The leader of the consortium behind the long-delayed project — Calgary-based Imperial Oil Ltd. — said natural gas could start flowing from the Beaufort Sea in 2018 at the earliest.
The consortium has yet to make its final decision on whether to go ahead. Imperial said in a letter to the National Energy Board that the companies would likely make their decision on whether to proceed in late 2013.
The update included a market analysis that suggested there will be a long-term need for Arctic gas, despite new technology that has opened up previously inaccessible shale formations in the south.
When the companies filed their application in 2004, the start date was 2009. Several delays have been announced since then, while the companies have awaited clearance from regulatory agencies.

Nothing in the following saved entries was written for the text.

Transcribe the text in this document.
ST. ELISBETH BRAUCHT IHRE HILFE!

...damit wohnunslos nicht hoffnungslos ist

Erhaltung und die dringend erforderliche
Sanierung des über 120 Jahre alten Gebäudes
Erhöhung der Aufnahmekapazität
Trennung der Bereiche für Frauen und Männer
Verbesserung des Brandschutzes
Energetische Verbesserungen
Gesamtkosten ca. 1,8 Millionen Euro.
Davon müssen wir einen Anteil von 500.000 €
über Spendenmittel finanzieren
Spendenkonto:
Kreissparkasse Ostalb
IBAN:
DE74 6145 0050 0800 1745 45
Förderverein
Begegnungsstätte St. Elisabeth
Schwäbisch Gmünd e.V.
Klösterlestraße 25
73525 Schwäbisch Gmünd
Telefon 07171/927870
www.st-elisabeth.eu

The panel reviewing the project's environmental and social effects conditionally approved it on Dec. 30, 2009, and the National Energy Board issued draft conditions for its approval earlier this month.
There is no update to the Mackenzie project's most recent cost estimate of $16.2 billion, established in 2007.
The 1,200-kilometre pipeline would carry up to 1.2 billion cubic feet of gas a day to markets in southern Canada and the U.S.
The other companies in the consortium are Royal Dutch Shell Plc, ConocoPhillips, Exxon Mobil Corp and the Aboriginal Pipeline Group.